Холод проникал за мой поднятый воротник, а мокрый снег хлестал по щекам, пока я шел сквозь сумрак от одного дома к другому. Хотя я убеждал себя, что ради Нины обязан был принять это приглашение, настроение у меня портилось с каждой минутой. В вестибюле я повздорил с охранником, долго не желавшим меня пропускать; на лестничной площадке, когда я еще не остыл после стычки, меня остановила средних лет блондинка в кружевном фартучке, которая появилась из квартиры напротив и с улыбкой начала плести какую-то чушь про санаторий в Крыму, а сама совала мне в руки связку ключей. Из-за ее плеча выглядывал прыщавый юнец, глазевший на меня с нескрываемым любопытством, а потом выпаливший бессмысленно:
— А ведь я вас знаю! Вы — дядя в галстуке, с Большого Москворецкого моста, я у вас две копейки занял!
Но в это мгновение в малининской квартире щелкнул дверной замок и на пороге появилась импозантная фигура моего тестя — в халате до пят, с грушевидным бокалом коньяка в руке, — умноженная позолоченными зеркалами.
— Прошу, — с царственным жестом сказал он и закрыл за мной дверь.

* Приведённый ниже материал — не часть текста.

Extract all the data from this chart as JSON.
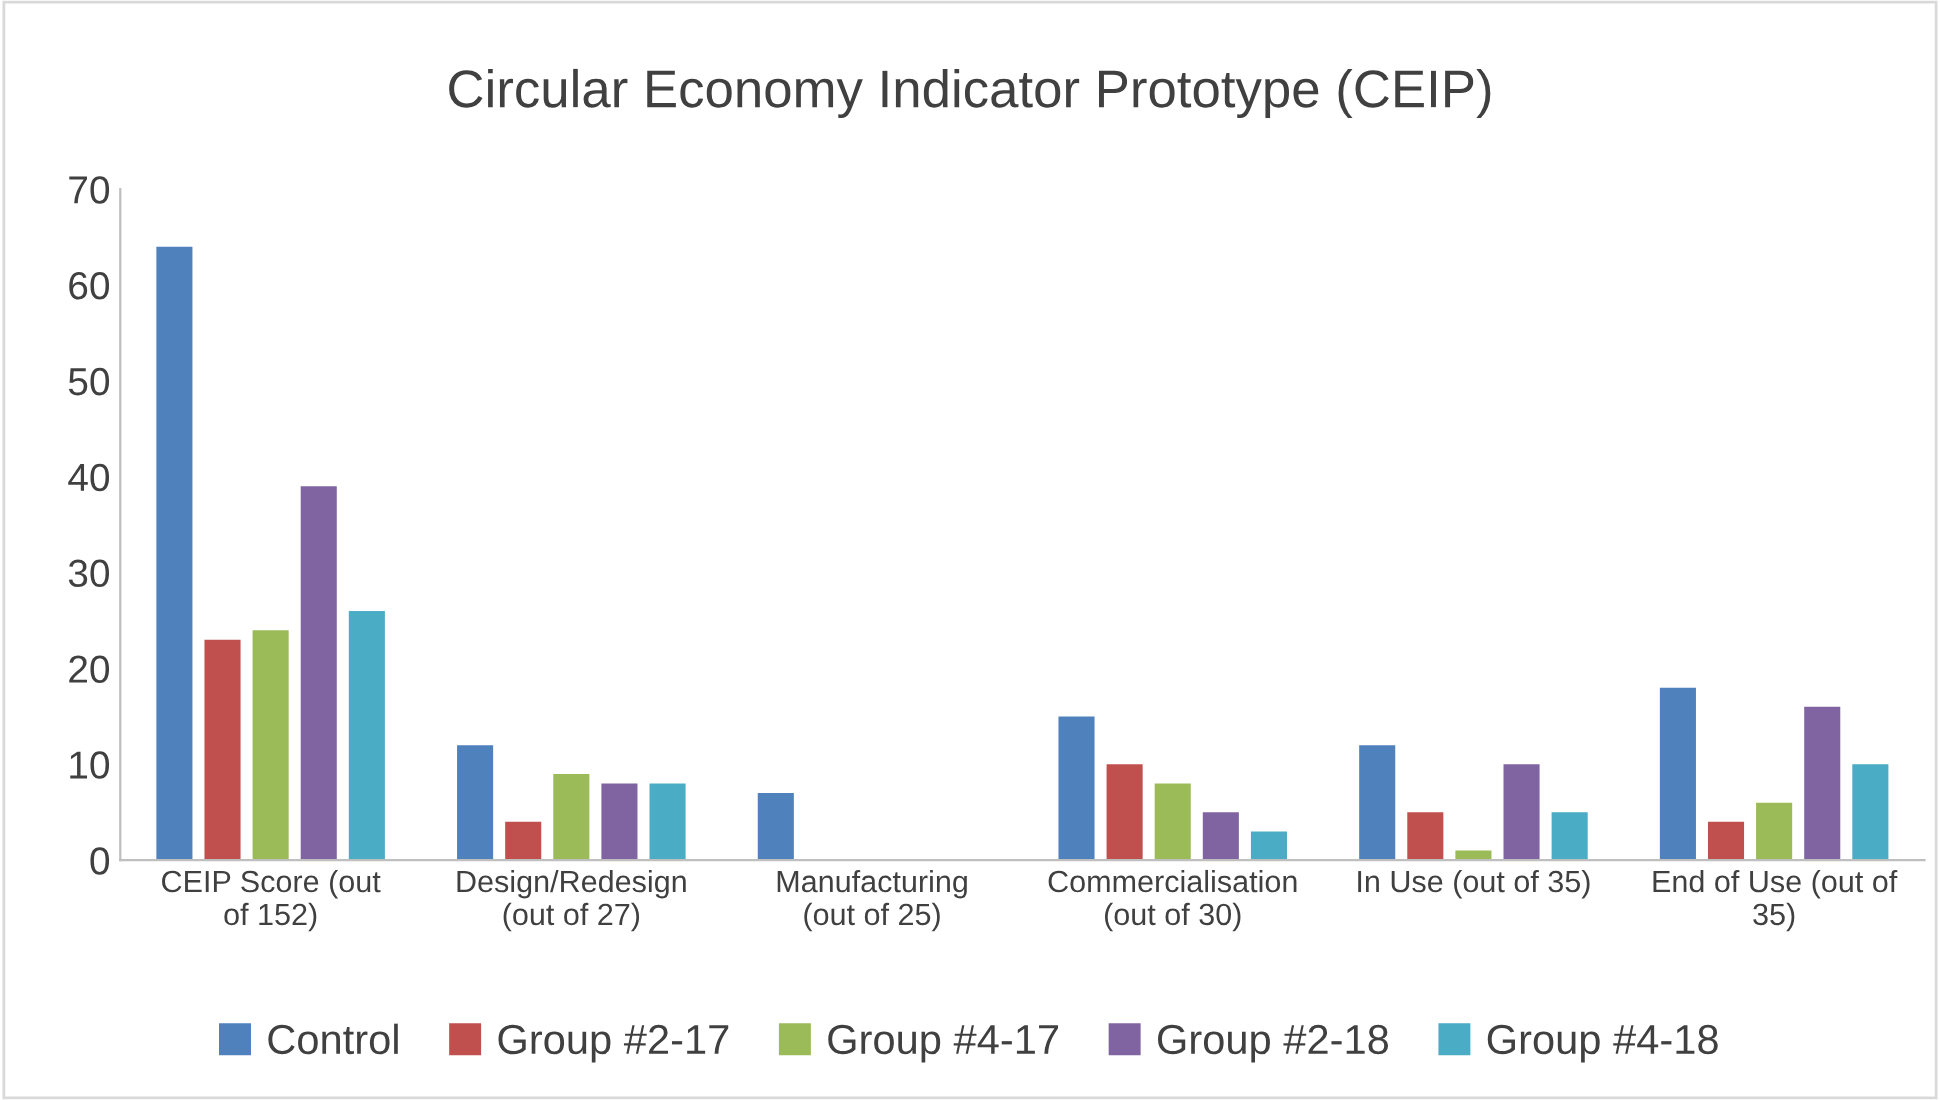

В молчании я следовал за ним по коридору. За пять лет — с момента моего первого и последнего посещения — здесь ничего не изменилось. Польский шляхтич в тяжелой раме брезгливо разглядывал мое пальто, брошенное на консольный столик, и мокрые следы, оставляемые мной на безупречном паркете; в глубине гостиной никчемно поблескивал глянцем великолепный рояль, молчавший без малого двадцать лет после безвременной кончины Марии Малининой; за одной неплотно прикрытой дверью я с содроганием опознал хрустальную люстру, высокие часы в корпусе красного дерева, вишневые бархатные портьеры — мещанские декорации к сцене с моим участием. Да, все осталось как прежде, но без Нининого мягкого, уютного присутствия квартира как-то потускнела, запылилась, погрустнела, что ли; и когда Малинин, по-прежнему без единого слова, провел меня в библиотеку, мановением руки пригласил садиться и плеснул мне в бокал коньяку, я посмотрел на него повнимательней и внезапно засомневался в причинах моего визита. Я думал было, что он позвал меня, чтобы насладиться моим поражением; теперь я уже не был в этом уверен. С минуту мы оба в неловком молчании потягивали коньяк. Потом Малинин прочистил горло.

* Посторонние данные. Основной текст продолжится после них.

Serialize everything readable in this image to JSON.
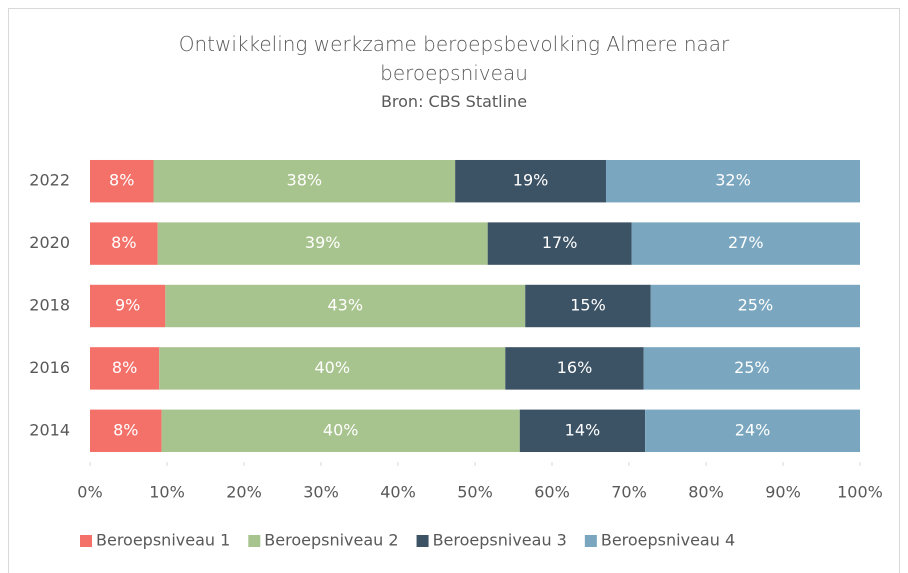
{
  "chart_data": {
    "type": "bar",
    "orientation": "horizontal",
    "stack": "percent",
    "title": "Ontwikkeling werkzame beroepsbevolking Almere naar beroepsniveau",
    "subtitle": "Bron: CBS Statline",
    "categories": [
      "2022",
      "2020",
      "2018",
      "2016",
      "2014"
    ],
    "series": [
      {
        "name": "Beroepsniveau 1",
        "color": "#f4716a",
        "values": [
          8,
          8,
          9,
          8,
          8
        ],
        "value_labels": [
          "8%",
          "8%",
          "9%",
          "8%",
          "8%"
        ]
      },
      {
        "name": "Beroepsniveau 2",
        "color": "#a8c48e",
        "values": [
          38,
          39,
          43,
          40,
          40
        ],
        "value_labels": [
          "38%",
          "39%",
          "43%",
          "40%",
          "40%"
        ]
      },
      {
        "name": "Beroepsniveau 3",
        "color": "#3c5265",
        "values": [
          19,
          17,
          15,
          16,
          14
        ],
        "value_labels": [
          "19%",
          "17%",
          "15%",
          "16%",
          "14%"
        ]
      },
      {
        "name": "Beroepsniveau 4",
        "color": "#7aa7bf",
        "values": [
          32,
          27,
          25,
          25,
          24
        ],
        "value_labels": [
          "32%",
          "27%",
          "25%",
          "25%",
          "24%"
        ]
      }
    ],
    "xlim": [
      0,
      100
    ],
    "xticks": [
      {
        "value": 0,
        "label": "0%"
      },
      {
        "value": 10,
        "label": "10%"
      },
      {
        "value": 20,
        "label": "20%"
      },
      {
        "value": 30,
        "label": "30%"
      },
      {
        "value": 40,
        "label": "40%"
      },
      {
        "value": 50,
        "label": "50%"
      },
      {
        "value": 60,
        "label": "60%"
      },
      {
        "value": 70,
        "label": "70%"
      },
      {
        "value": 80,
        "label": "80%"
      },
      {
        "value": 90,
        "label": "90%"
      },
      {
        "value": 100,
        "label": "100%"
      }
    ],
    "grid": false,
    "legend": "bottom"
  }
}
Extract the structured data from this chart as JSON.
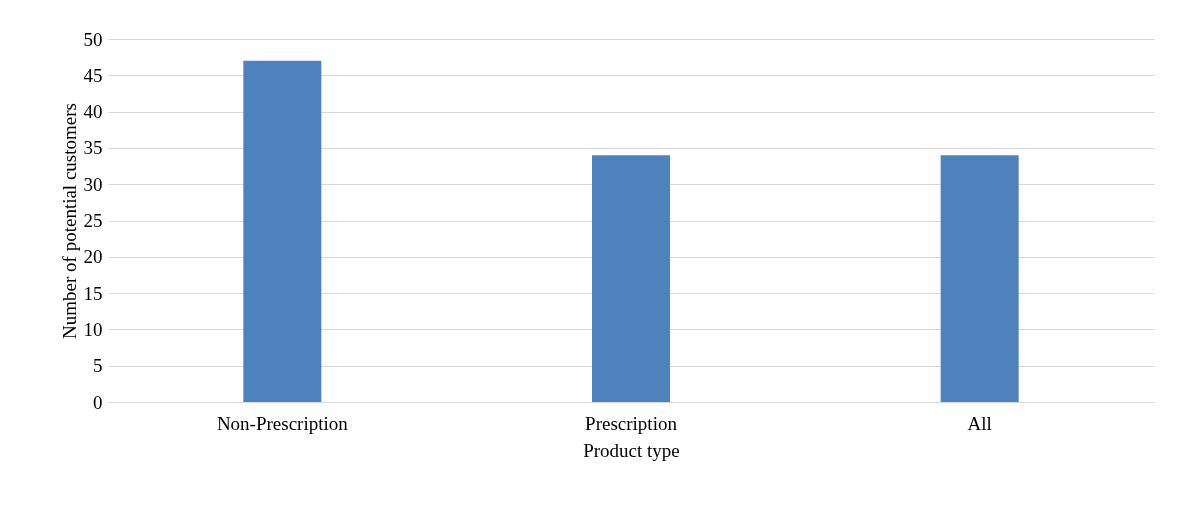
{
  "chart_data": {
    "type": "bar",
    "xlabel": "Product type",
    "ylabel": "Number of potential customers",
    "categories": [
      "Non-Prescription",
      "Prescription",
      "All"
    ],
    "values": [
      47,
      34,
      34
    ],
    "color": "#4f81bd",
    "ylim": [
      0,
      50
    ],
    "yticks": [
      0,
      5,
      10,
      15,
      20,
      25,
      30,
      35,
      40,
      45,
      50
    ],
    "grid": "y"
  }
}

— Давай сразу к делу, — сказал он. — Переговорил я с вашим ректором, с Пенкиным, он готов снова взять тебя на ставку. Естественно, на определенных условиях.
— А именно? — Застигнутый врасплох, я прозвучал слишком резко.

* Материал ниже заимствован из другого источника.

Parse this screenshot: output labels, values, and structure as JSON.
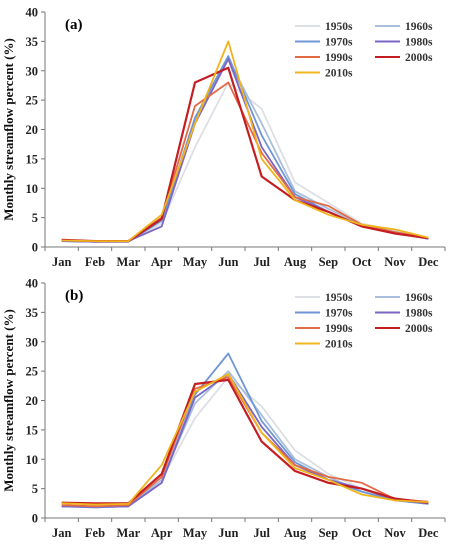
{
  "chart_data": [
    {
      "type": "line",
      "panel_label": "(a)",
      "ylabel": "Monthly streamflow percent (%)",
      "xlabel": "",
      "ylim": [
        0,
        40
      ],
      "yticks": [
        0,
        5,
        10,
        15,
        20,
        25,
        30,
        35,
        40
      ],
      "categories": [
        "Jan",
        "Feb",
        "Mar",
        "Apr",
        "May",
        "Jun",
        "Jul",
        "Aug",
        "Sep",
        "Oct",
        "Nov",
        "Dec"
      ],
      "legend_position": "top-right",
      "grid": false,
      "series": [
        {
          "name": "1950s",
          "color": "#dcdfe4",
          "values": [
            1.0,
            0.9,
            0.9,
            4.0,
            17.0,
            28.0,
            23.5,
            11.0,
            7.5,
            4.0,
            2.8,
            1.5
          ]
        },
        {
          "name": "1960s",
          "color": "#a8bedc",
          "values": [
            1.0,
            0.9,
            0.9,
            4.5,
            21.5,
            32.0,
            21.0,
            9.5,
            6.5,
            3.8,
            2.6,
            1.4
          ]
        },
        {
          "name": "1970s",
          "color": "#6f96d4",
          "values": [
            1.0,
            0.9,
            0.9,
            4.5,
            22.0,
            32.5,
            19.0,
            9.0,
            6.0,
            3.5,
            2.5,
            1.4
          ]
        },
        {
          "name": "1980s",
          "color": "#7b66c6",
          "values": [
            1.0,
            0.9,
            1.0,
            3.5,
            21.0,
            32.0,
            17.0,
            8.5,
            6.0,
            3.5,
            2.4,
            1.4
          ]
        },
        {
          "name": "1990s",
          "color": "#e26a46",
          "values": [
            1.1,
            1.0,
            1.0,
            5.0,
            24.0,
            28.0,
            16.0,
            8.5,
            7.0,
            3.8,
            2.5,
            1.6
          ]
        },
        {
          "name": "2000s",
          "color": "#c41e22",
          "values": [
            1.2,
            1.0,
            1.0,
            4.8,
            28.0,
            30.5,
            12.0,
            8.0,
            6.0,
            3.5,
            2.3,
            1.5
          ]
        },
        {
          "name": "2010s",
          "color": "#f0b41c",
          "values": [
            1.1,
            1.0,
            1.0,
            5.5,
            21.0,
            35.0,
            15.0,
            8.0,
            5.5,
            3.8,
            3.0,
            1.6
          ]
        }
      ]
    },
    {
      "type": "line",
      "panel_label": "(b)",
      "ylabel": "Monthly streamflow percent (%)",
      "xlabel": "",
      "ylim": [
        0,
        40
      ],
      "yticks": [
        0,
        5,
        10,
        15,
        20,
        25,
        30,
        35,
        40
      ],
      "categories": [
        "Jan",
        "Feb",
        "Mar",
        "Apr",
        "May",
        "Jun",
        "Jul",
        "Aug",
        "Sep",
        "Oct",
        "Nov",
        "Dec"
      ],
      "legend_position": "top-right",
      "grid": false,
      "series": [
        {
          "name": "1950s",
          "color": "#dcdfe4",
          "values": [
            2.0,
            1.8,
            2.0,
            6.5,
            17.0,
            24.0,
            19.0,
            11.5,
            7.5,
            5.0,
            3.2,
            2.5
          ]
        },
        {
          "name": "1960s",
          "color": "#a8bedc",
          "values": [
            2.0,
            1.8,
            2.0,
            6.5,
            19.5,
            25.0,
            17.5,
            10.0,
            7.0,
            4.5,
            3.0,
            2.4
          ]
        },
        {
          "name": "1970s",
          "color": "#6f96d4",
          "values": [
            2.0,
            1.8,
            2.0,
            6.0,
            21.0,
            28.0,
            16.5,
            9.5,
            6.5,
            4.5,
            3.0,
            2.4
          ]
        },
        {
          "name": "1980s",
          "color": "#7b66c6",
          "values": [
            2.0,
            1.9,
            2.0,
            6.0,
            20.5,
            24.5,
            15.5,
            9.0,
            6.5,
            5.0,
            3.1,
            2.5
          ]
        },
        {
          "name": "1990s",
          "color": "#e26a46",
          "values": [
            2.2,
            2.0,
            2.2,
            7.0,
            22.0,
            24.0,
            14.5,
            9.0,
            7.0,
            6.0,
            3.2,
            2.8
          ]
        },
        {
          "name": "2000s",
          "color": "#c41e22",
          "values": [
            2.6,
            2.5,
            2.5,
            7.5,
            22.8,
            23.5,
            13.0,
            8.0,
            6.0,
            5.0,
            3.3,
            2.6
          ]
        },
        {
          "name": "2010s",
          "color": "#f0b41c",
          "values": [
            2.5,
            2.3,
            2.4,
            9.0,
            21.5,
            24.5,
            14.5,
            8.5,
            6.5,
            4.0,
            3.0,
            2.7
          ]
        }
      ]
    }
  ]
}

— Сам понимаешь, — продолжил Малинин холодно, — он не будет рисковать своим креслом, пригревая у себя в институте всяких диссидентов. Бросай свой андеграунд, держись подальше от скандальных выставок, разрабатывай тему жатвы или что-нибудь в этом роде. Представишь ему пару тракторов на фоне пшеничных полей, и все наладится. В твоем тупиковом положении это еще не самое худшее — ты сам-то как считаешь, Анатолий?
Поболтав в бокале коньяк, я отметил его богатый медовый оттенок и подумал, как хотел бы отыскать точные краски, чтобы передать эту насыщенную мягкость. Я замысливал вторую картину из своего цикла преимущественно в желтой гамме: густой шафран персидских ковров, яркий солнечный свет на лице ребенка, прозрачный янтарь лепестков чайной розы, тяжелый блеск золота на белизне женской шеи, а возможно — осознал я в эту минуту, — и дурманящий бархат ликеров.